Oh yes. Thank you for your reply! I re-checked the main function and found that my model was moved to CPU to save checkpoints, and then it was moved to one GPU as a whole.
Now after every saving operation I change the device of each submodule. It worked for 1 batch, but when I further utilized DataParallel, as your post suggested, it throwed the following error:
RuntimeError: module must have its parameters and buffers on device cuda:0 (device_ids[0]) but found one of them on device: cuda:1
My code now is like:
class MyModel(nn.Module):
def __init__(self, some_param):
self.large_submodule1 = SubModel1(...)
self.large_submodule2 = SubModel2(...)
if len(gpu_ids) == 2:
self.large_submodule1.cuda(0)
self.large_submodule2.cuda(1)
elif len(gpu_ids) == 4:
self.large_submodule1 = nn.DataParallel(self.large_submodule1, device_ids=[0, 1]).to('cuda:0')

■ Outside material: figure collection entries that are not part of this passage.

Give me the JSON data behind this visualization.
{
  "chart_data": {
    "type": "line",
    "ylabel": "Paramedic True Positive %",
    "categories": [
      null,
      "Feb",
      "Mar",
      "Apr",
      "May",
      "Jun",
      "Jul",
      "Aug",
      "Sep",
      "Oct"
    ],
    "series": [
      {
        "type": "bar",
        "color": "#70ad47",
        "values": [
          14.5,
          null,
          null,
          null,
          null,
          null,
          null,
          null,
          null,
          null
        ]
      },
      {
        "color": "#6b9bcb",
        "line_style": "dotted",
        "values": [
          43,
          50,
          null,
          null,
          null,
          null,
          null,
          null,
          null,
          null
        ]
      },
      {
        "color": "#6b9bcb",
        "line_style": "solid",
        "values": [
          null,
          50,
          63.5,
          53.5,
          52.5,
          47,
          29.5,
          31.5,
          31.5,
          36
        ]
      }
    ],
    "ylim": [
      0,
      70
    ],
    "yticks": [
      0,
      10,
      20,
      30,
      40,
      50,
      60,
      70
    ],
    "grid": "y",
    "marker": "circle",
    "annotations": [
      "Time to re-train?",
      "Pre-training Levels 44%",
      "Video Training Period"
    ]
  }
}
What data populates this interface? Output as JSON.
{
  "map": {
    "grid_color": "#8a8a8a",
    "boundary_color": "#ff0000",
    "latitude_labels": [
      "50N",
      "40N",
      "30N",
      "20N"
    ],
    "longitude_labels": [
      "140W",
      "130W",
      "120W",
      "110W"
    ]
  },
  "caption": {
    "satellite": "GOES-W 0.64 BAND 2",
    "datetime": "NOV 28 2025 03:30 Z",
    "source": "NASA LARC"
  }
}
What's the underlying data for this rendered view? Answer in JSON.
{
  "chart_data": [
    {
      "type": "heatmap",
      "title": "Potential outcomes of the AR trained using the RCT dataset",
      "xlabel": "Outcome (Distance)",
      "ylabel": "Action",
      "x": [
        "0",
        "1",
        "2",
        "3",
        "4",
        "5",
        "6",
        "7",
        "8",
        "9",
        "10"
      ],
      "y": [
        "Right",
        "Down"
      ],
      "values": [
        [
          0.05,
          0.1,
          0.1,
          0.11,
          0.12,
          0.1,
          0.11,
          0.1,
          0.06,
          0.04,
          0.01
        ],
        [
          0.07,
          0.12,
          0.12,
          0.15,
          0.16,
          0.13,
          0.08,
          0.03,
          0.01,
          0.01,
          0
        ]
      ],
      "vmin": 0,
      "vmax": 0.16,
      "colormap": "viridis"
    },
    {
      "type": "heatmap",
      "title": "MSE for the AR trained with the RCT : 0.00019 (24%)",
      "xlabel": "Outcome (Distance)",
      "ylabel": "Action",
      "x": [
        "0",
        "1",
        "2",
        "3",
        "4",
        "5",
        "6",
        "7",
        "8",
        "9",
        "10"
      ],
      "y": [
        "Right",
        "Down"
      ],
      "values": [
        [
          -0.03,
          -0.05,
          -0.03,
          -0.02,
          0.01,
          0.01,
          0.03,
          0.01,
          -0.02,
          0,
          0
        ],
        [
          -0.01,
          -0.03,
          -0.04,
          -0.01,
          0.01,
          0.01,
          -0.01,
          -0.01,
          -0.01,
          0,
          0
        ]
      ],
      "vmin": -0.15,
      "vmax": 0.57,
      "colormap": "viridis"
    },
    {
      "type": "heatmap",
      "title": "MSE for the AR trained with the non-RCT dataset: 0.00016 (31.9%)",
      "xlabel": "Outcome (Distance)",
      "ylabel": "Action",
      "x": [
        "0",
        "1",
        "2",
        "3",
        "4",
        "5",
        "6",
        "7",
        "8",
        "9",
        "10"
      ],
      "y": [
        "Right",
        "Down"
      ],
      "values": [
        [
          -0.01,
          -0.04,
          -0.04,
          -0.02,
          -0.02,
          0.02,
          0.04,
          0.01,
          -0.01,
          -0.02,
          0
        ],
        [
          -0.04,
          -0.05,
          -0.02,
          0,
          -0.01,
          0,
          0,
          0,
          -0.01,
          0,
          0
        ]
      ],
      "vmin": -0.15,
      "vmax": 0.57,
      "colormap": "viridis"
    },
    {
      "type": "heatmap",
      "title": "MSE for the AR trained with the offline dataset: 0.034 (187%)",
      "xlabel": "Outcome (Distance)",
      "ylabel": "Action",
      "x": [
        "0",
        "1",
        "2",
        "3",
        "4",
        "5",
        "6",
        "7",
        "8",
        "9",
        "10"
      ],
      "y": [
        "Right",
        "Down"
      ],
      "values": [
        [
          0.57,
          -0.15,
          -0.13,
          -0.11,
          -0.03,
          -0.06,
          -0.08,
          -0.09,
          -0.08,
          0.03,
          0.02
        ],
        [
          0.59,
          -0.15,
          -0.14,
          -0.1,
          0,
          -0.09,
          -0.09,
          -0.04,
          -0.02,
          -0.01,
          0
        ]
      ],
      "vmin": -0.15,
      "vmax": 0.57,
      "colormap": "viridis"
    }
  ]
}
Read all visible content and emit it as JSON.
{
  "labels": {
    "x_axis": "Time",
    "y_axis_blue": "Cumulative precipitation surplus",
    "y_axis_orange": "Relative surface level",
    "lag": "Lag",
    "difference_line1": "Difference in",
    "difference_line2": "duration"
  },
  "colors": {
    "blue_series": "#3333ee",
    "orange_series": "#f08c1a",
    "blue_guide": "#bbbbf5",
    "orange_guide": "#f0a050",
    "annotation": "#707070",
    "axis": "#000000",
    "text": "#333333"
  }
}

self.large_submodule2 = nn.DataParallel(self.large_submodule2, device_ids=[2, 3]).to('cuda:2')
def forward(self, x):
x1, x2, cat = self.large_submodule1(x) # error occurs here
device = x1.device.index # don't know if there's a better way to do this
x1 = x1.cuda(device+2)
x2 = x2.cuda(device+2)
cat = cat.cuda(device+2)
out = self.large_submodule2(x1, x2, cat)
return out.cuda(device)
class Seg(BaseModel)
def initialize(self, opts, **kwargs):
self.net = MyModel(some_param)
def save_network(self, path):
torch.save(self.net.cpu().state_dict(), path+'/model.pth')
if len(gpu_ids) == 2:
self.net.large_submodule1.cuda(0)
self.net.large_submodule2.cuda(1)
elif len(gpu_ids) == 4:
self.net.large_submodule1 = nn.DataParallel(self.net.large_submodule1, device_ids=[0, 1]).to('cuda:0')
self.net.large_submodule2 = nn.DataParallel(self.net.large_submodule2, device_ids=[2, 3]).to('cuda:2')
Now if I use 2 GPUs it works fine. But if I use 4 GPUs, after saving a checkpoint, it throws the above error at the next epoch. Could you help me with this? Many thanks!